Au début, des pas…

…et dès qu’on les entendait derrière le rideau, les conversations s’arrêtaient, les feuilles de notes bruissaient encore une fois brièvement, et après quelques raclements de gorge derrière les mains tendues, le silence se faisait. Le son d’un violoncelle a brisé le silence et le public a écouté, tendu. Il n’y avait rien à voir, car le rideau restait fermé et seule la musique se faisait entendre. Cela dura quelques minutes, pendant lesquelles les personnes présentes semblaient absentes et lointaines, car certaines avaient les yeux fermés et se penchaient largement en arrière. Les observateurs auraient pu supposer qu’ils s’étaient endormis s’il n’y avait pas eu leurs mains pour suivre la mélodie. Dès que le jeu s’est terminé, les applaudissements habituels ne se sont pas levés. Des bruits de vêtements, un archet qui claque contre le violoncelle se font entendre, puis les pas disparaissent au loin derrière le rideau. Cela devrait se répéter toute la journée comme un rituel. Des pas, des raclements de gorge, des mouchages, des bruissements, de la musique, puis des cliquetis et des pas qui disparaissent.

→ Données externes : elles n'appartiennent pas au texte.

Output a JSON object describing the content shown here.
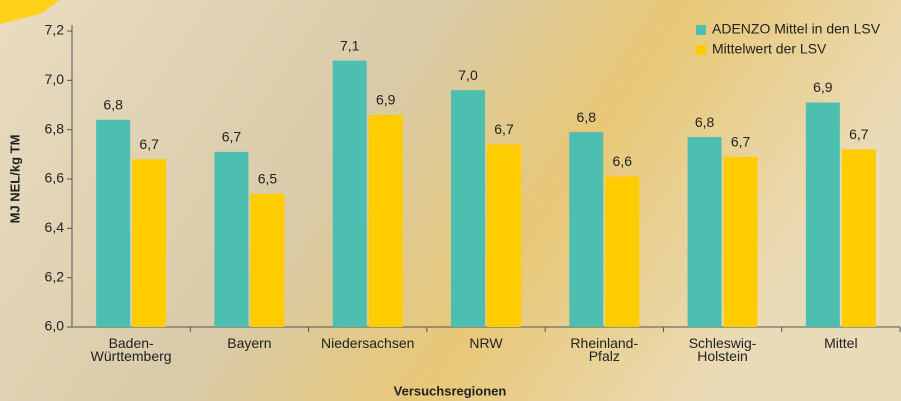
{
  "chart_data": {
    "type": "bar",
    "y_label": "MJ NEL/kg TM",
    "x_label": "Versuchsregionen",
    "categories": [
      "Baden-\nWürttemberg",
      "Bayern",
      "Niedersachsen",
      "NRW",
      "Rheinland-\nPfalz",
      "Schleswig-\nHolstein",
      "Mittel"
    ],
    "series": [
      {
        "name": "ADENZO Mittel in den LSV",
        "color": "#4dbfb0",
        "values": [
          6.84,
          6.71,
          7.08,
          6.96,
          6.79,
          6.77,
          6.91
        ],
        "value_labels": [
          "6,8",
          "6,7",
          "7,1",
          "7,0",
          "6,8",
          "6,8",
          "6,9"
        ]
      },
      {
        "name": "Mittelwert der LSV",
        "color": "#ffcc00",
        "values": [
          6.68,
          6.54,
          6.86,
          6.74,
          6.61,
          6.69,
          6.72
        ],
        "value_labels": [
          "6,7",
          "6,5",
          "6,9",
          "6,7",
          "6,6",
          "6,7",
          "6,7"
        ]
      }
    ],
    "ylim": [
      6.0,
      7.2
    ],
    "yticks": [
      {
        "value": 6.0,
        "label": "6,0"
      },
      {
        "value": 6.2,
        "label": "6,2"
      },
      {
        "value": 6.4,
        "label": "6,4"
      },
      {
        "value": 6.6,
        "label": "6,6"
      },
      {
        "value": 6.8,
        "label": "6,8"
      },
      {
        "value": 7.0,
        "label": "7,0"
      },
      {
        "value": 7.2,
        "label": "7,2"
      }
    ],
    "legend": "top-right"
  }
}
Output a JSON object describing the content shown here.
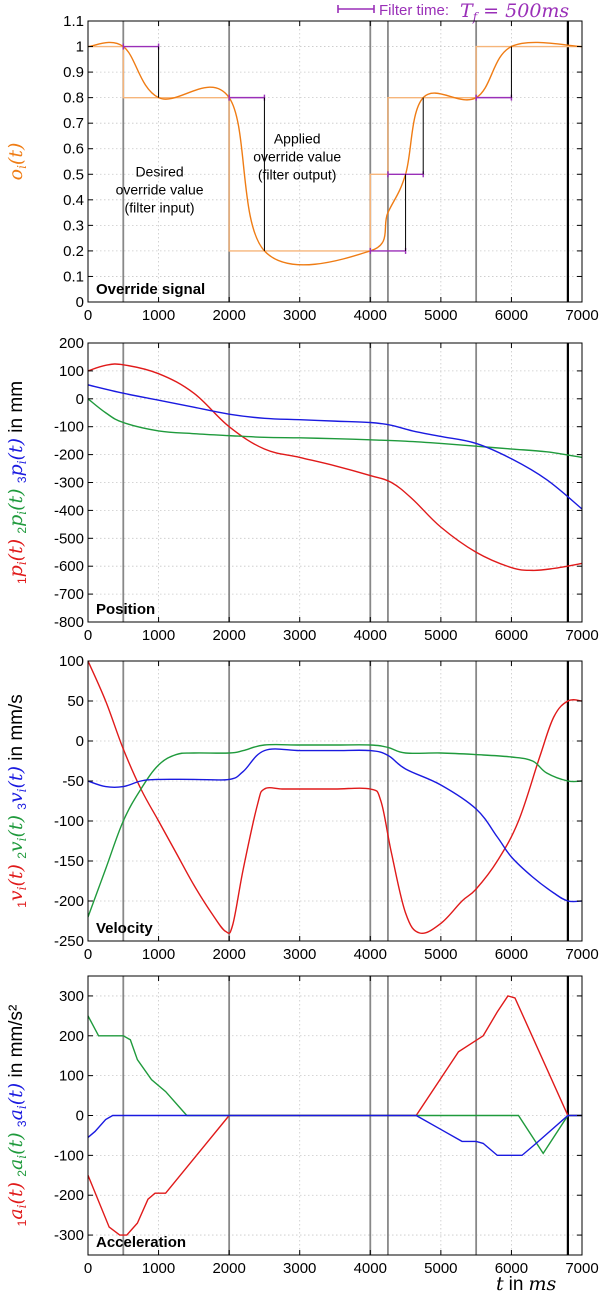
{
  "legend": {
    "filter_prefix": "Filter time:",
    "filter_symbol": "T",
    "filter_sub": "f",
    "filter_value": " = 500ms"
  },
  "x_axis_title": {
    "var": "t",
    "in": "in",
    "unit": "ms"
  },
  "colors": {
    "override": "#ef7c14",
    "override_desired": "#f6b57a",
    "filter_bar": "#9a2fb8",
    "s1": "#e01a1a",
    "s2": "#1f9a3c",
    "s3": "#1a1ae0",
    "event_line": "#888888",
    "stop_line": "#000000"
  },
  "chart_data": [
    {
      "type": "line",
      "id": "override",
      "panel_label": "Override signal",
      "ylabel": [
        {
          "text": "o",
          "sub": "i",
          "arg": "(t)",
          "color": "#ef7c14"
        }
      ],
      "ylabel_suffix": "",
      "xlim": [
        0,
        7000
      ],
      "ylim": [
        0,
        1.1
      ],
      "xticks": [
        0,
        1000,
        2000,
        3000,
        4000,
        5000,
        6000,
        7000
      ],
      "yticks": [
        0,
        0.1,
        0.2,
        0.3,
        0.4,
        0.5,
        0.6,
        0.7,
        0.8,
        0.9,
        1,
        1.1
      ],
      "ytick_labels": [
        "0",
        "0.1",
        "0.2",
        "0.3",
        "0.4",
        "0.5",
        "0.6",
        "0.7",
        "0.8",
        "0.9",
        "1",
        "1.1"
      ],
      "vlines_gray": [
        500,
        2000,
        4000,
        4250,
        5500
      ],
      "vline_black": 6800,
      "annotations": [
        {
          "lines": [
            "Desired",
            "override value",
            "(filter input)"
          ],
          "x": 1000,
          "y": 0.42
        },
        {
          "lines": [
            "Applied",
            "override value",
            "(filter output)"
          ],
          "x": 2950,
          "y": 0.55
        }
      ],
      "series": [
        {
          "name": "",
          "color_key": "override_desired",
          "x": [
            0,
            500,
            500,
            2000,
            2000,
            4000,
            4000,
            4250,
            4250,
            5500,
            5500,
            7000
          ],
          "y": [
            1,
            1,
            0.8,
            0.8,
            0.2,
            0.2,
            0.5,
            0.5,
            0.8,
            0.8,
            1,
            1
          ]
        },
        {
          "name": "",
          "color_key": "override",
          "smooth": true,
          "x": [
            0,
            500,
            1000,
            2000,
            2500,
            4000,
            4250,
            4500,
            4750,
            5500,
            6000,
            7000
          ],
          "y": [
            1,
            1,
            0.8,
            0.8,
            0.2,
            0.2,
            0.35,
            0.5,
            0.8,
            0.8,
            1,
            1
          ]
        }
      ],
      "filter_bars": [
        {
          "x0": 500,
          "x1": 1000,
          "y": 1.0
        },
        {
          "x0": 2000,
          "x1": 2500,
          "y": 0.8
        },
        {
          "x0": 4000,
          "x1": 4500,
          "y": 0.2
        },
        {
          "x0": 4250,
          "x1": 4750,
          "y": 0.5
        },
        {
          "x0": 5500,
          "x1": 6000,
          "y": 0.8
        }
      ],
      "filter_drops": [
        {
          "x": 1000,
          "y0": 1.0,
          "y1": 0.8
        },
        {
          "x": 2500,
          "y0": 0.8,
          "y1": 0.2
        },
        {
          "x": 4500,
          "y0": 0.2,
          "y1": 0.5
        },
        {
          "x": 4750,
          "y0": 0.5,
          "y1": 0.8
        },
        {
          "x": 6000,
          "y0": 0.8,
          "y1": 1.0
        }
      ]
    },
    {
      "type": "line",
      "id": "position",
      "panel_label": "Position",
      "ylabel": [
        {
          "pre": "1",
          "text": "p",
          "sub": "i",
          "arg": "(t)",
          "color": "#e01a1a"
        },
        {
          "pre": "2",
          "text": "p",
          "sub": "i",
          "arg": "(t)",
          "color": "#1f9a3c"
        },
        {
          "pre": "3",
          "text": "p",
          "sub": "i",
          "arg": "(t)",
          "color": "#1a1ae0"
        }
      ],
      "ylabel_suffix": "in mm",
      "xlim": [
        0,
        7000
      ],
      "ylim": [
        -800,
        200
      ],
      "xticks": [
        0,
        1000,
        2000,
        3000,
        4000,
        5000,
        6000,
        7000
      ],
      "yticks": [
        -800,
        -700,
        -600,
        -500,
        -400,
        -300,
        -200,
        -100,
        0,
        100,
        200
      ],
      "ytick_labels": [
        "-800",
        "-700",
        "-600",
        "-500",
        "-400",
        "-300",
        "-200",
        "-100",
        "0",
        "100",
        "200"
      ],
      "vlines_gray": [
        500,
        2000,
        4000,
        4250,
        5500
      ],
      "vline_black": 6800,
      "series": [
        {
          "name": "",
          "color_key": "s1",
          "smooth": true,
          "x": [
            0,
            250,
            500,
            1000,
            1500,
            2000,
            2500,
            3000,
            3500,
            4000,
            4300,
            4600,
            5000,
            5500,
            6000,
            6300,
            6600,
            7000
          ],
          "y": [
            100,
            120,
            122,
            90,
            20,
            -100,
            -180,
            -210,
            -240,
            -275,
            -300,
            -360,
            -460,
            -550,
            -605,
            -615,
            -608,
            -590
          ]
        },
        {
          "name": "",
          "color_key": "s2",
          "smooth": true,
          "x": [
            0,
            250,
            500,
            1000,
            1500,
            2000,
            2500,
            3000,
            3500,
            4000,
            4500,
            5000,
            5500,
            6000,
            6500,
            7000
          ],
          "y": [
            0,
            -50,
            -85,
            -115,
            -125,
            -132,
            -138,
            -140,
            -143,
            -147,
            -152,
            -160,
            -170,
            -180,
            -190,
            -210
          ]
        },
        {
          "name": "",
          "color_key": "s3",
          "smooth": true,
          "x": [
            0,
            500,
            1000,
            1500,
            2000,
            2500,
            3000,
            3500,
            4000,
            4300,
            4600,
            5000,
            5500,
            6000,
            6500,
            7000
          ],
          "y": [
            50,
            20,
            -5,
            -30,
            -55,
            -70,
            -75,
            -80,
            -85,
            -95,
            -115,
            -135,
            -160,
            -215,
            -290,
            -395
          ]
        }
      ]
    },
    {
      "type": "line",
      "id": "velocity",
      "panel_label": "Velocity",
      "ylabel": [
        {
          "pre": "1",
          "text": "v",
          "sub": "i",
          "arg": "(t)",
          "color": "#e01a1a"
        },
        {
          "pre": "2",
          "text": "v",
          "sub": "i",
          "arg": "(t)",
          "color": "#1f9a3c"
        },
        {
          "pre": "3",
          "text": "v",
          "sub": "i",
          "arg": "(t)",
          "color": "#1a1ae0"
        }
      ],
      "ylabel_suffix": "in mm/s",
      "xlim": [
        0,
        7000
      ],
      "ylim": [
        -250,
        100
      ],
      "xticks": [
        0,
        1000,
        2000,
        3000,
        4000,
        5000,
        6000,
        7000
      ],
      "yticks": [
        -250,
        -200,
        -150,
        -100,
        -50,
        0,
        50,
        100
      ],
      "ytick_labels": [
        "-250",
        "-200",
        "-150",
        "-100",
        "-50",
        "0",
        "50",
        "100"
      ],
      "vlines_gray": [
        500,
        2000,
        4000,
        4250,
        5500
      ],
      "vline_black": 6800,
      "series": [
        {
          "name": "",
          "color_key": "s1",
          "smooth": true,
          "x": [
            0,
            250,
            500,
            750,
            1000,
            1250,
            1500,
            1750,
            1950,
            2050,
            2200,
            2400,
            2500,
            2750,
            3000,
            3500,
            4000,
            4150,
            4300,
            4500,
            4700,
            5000,
            5300,
            5500,
            5800,
            6100,
            6400,
            6600,
            6800,
            7000
          ],
          "y": [
            100,
            50,
            -10,
            -60,
            -100,
            -140,
            -180,
            -215,
            -238,
            -230,
            -160,
            -80,
            -60,
            -60,
            -60,
            -60,
            -60,
            -75,
            -140,
            -215,
            -240,
            -228,
            -200,
            -185,
            -150,
            -100,
            -20,
            30,
            50,
            50
          ]
        },
        {
          "name": "",
          "color_key": "s2",
          "smooth": true,
          "x": [
            0,
            250,
            500,
            750,
            1000,
            1250,
            1500,
            2000,
            2200,
            2500,
            3000,
            3500,
            4000,
            4250,
            4500,
            5000,
            5500,
            6000,
            6300,
            6500,
            6800,
            7000
          ],
          "y": [
            -220,
            -160,
            -100,
            -60,
            -30,
            -17,
            -15,
            -15,
            -12,
            -5,
            -5,
            -5,
            -5,
            -8,
            -15,
            -15,
            -17,
            -20,
            -25,
            -40,
            -50,
            -50
          ]
        },
        {
          "name": "",
          "color_key": "s3",
          "smooth": true,
          "x": [
            0,
            250,
            500,
            750,
            1000,
            1500,
            2000,
            2200,
            2500,
            3000,
            3500,
            4000,
            4250,
            4500,
            5000,
            5500,
            5800,
            6000,
            6300,
            6600,
            6800,
            7000
          ],
          "y": [
            -50,
            -57,
            -57,
            -50,
            -48,
            -48,
            -48,
            -38,
            -12,
            -12,
            -12,
            -12,
            -18,
            -35,
            -55,
            -85,
            -120,
            -145,
            -170,
            -190,
            -200,
            -200
          ]
        }
      ]
    },
    {
      "type": "line",
      "id": "acceleration",
      "panel_label": "Acceleration",
      "ylabel": [
        {
          "pre": "1",
          "text": "a",
          "sub": "i",
          "arg": "(t)",
          "color": "#e01a1a"
        },
        {
          "pre": "2",
          "text": "a",
          "sub": "i",
          "arg": "(t)",
          "color": "#1f9a3c"
        },
        {
          "pre": "3",
          "text": "a",
          "sub": "i",
          "arg": "(t)",
          "color": "#1a1ae0"
        }
      ],
      "ylabel_suffix": "in mm/s²",
      "xlim": [
        0,
        7000
      ],
      "ylim": [
        -350,
        350
      ],
      "xticks": [
        0,
        1000,
        2000,
        3000,
        4000,
        5000,
        6000,
        7000
      ],
      "yticks": [
        -300,
        -200,
        -100,
        0,
        100,
        200,
        300
      ],
      "ytick_labels": [
        "-300",
        "-200",
        "-100",
        "0",
        "100",
        "200",
        "300"
      ],
      "vlines_gray": [
        500,
        2000,
        4000,
        4250,
        5500
      ],
      "vline_black": 6800,
      "series": [
        {
          "name": "",
          "color_key": "s1",
          "x": [
            0,
            300,
            450,
            550,
            700,
            850,
            950,
            1100,
            2000,
            4000,
            4650,
            5250,
            5600,
            5800,
            5950,
            6050,
            6800,
            7000
          ],
          "y": [
            -150,
            -280,
            -300,
            -300,
            -270,
            -210,
            -195,
            -195,
            0,
            0,
            0,
            160,
            200,
            260,
            300,
            295,
            0,
            0
          ]
        },
        {
          "name": "",
          "color_key": "s2",
          "x": [
            0,
            150,
            300,
            500,
            600,
            700,
            900,
            1100,
            1400,
            2000,
            4000,
            6100,
            6450,
            6800,
            7000
          ],
          "y": [
            250,
            200,
            200,
            200,
            190,
            140,
            90,
            60,
            0,
            0,
            0,
            0,
            -95,
            0,
            0
          ]
        },
        {
          "name": "",
          "color_key": "s3",
          "x": [
            0,
            100,
            250,
            350,
            500,
            2000,
            4000,
            4650,
            5000,
            5300,
            5500,
            5600,
            5800,
            6150,
            6350,
            6800,
            7000
          ],
          "y": [
            -55,
            -40,
            -10,
            0,
            0,
            0,
            0,
            0,
            -35,
            -65,
            -65,
            -70,
            -100,
            -100,
            -70,
            0,
            0
          ]
        }
      ]
    }
  ]
}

Nous avons été témoins d’une procédure de sélection pour les nouveaux membres de l’orchestre et l’audition derrière le rideau devrait garantir un déroulement équitable. Les grands orchestres symphoniques avaient commencé à réorganiser leur recherche de musiciens il y a 50 ans. Les orchestres, pour la plupart exclusivement masculins, étaient jusqu’alors triés sur le volet par des chefs d’orchestre ou des directeurs musicaux tout aussi masculins. Mais les temps avaient changé. Non seulement les membres de l’orchestre avaient exigé et obtenu un droit de regard, mais ils voulaient également intégrer des musiciennes dans leurs rangs. Cependant, la méthode de sélection utilisée jusqu’à présent, qui consistait à faire passer des auditions aux candidats sur une scène ouverte, éliminait presque toujours complètement les femmes. Les préjugés masculins à l’égard des musiciennes ne pouvaient pas être éliminés sur simple commande. C’est pourquoi l’audition derrière un rideau est devenue le répertoire standard de la plupart des orchestres, et le nombre de candidates sélectionnées a augmenté d’un quart. Ce qui semblait beaucoup au premier abord ne l’était pourtant pas, car trop de candidates passaient encore au tamis.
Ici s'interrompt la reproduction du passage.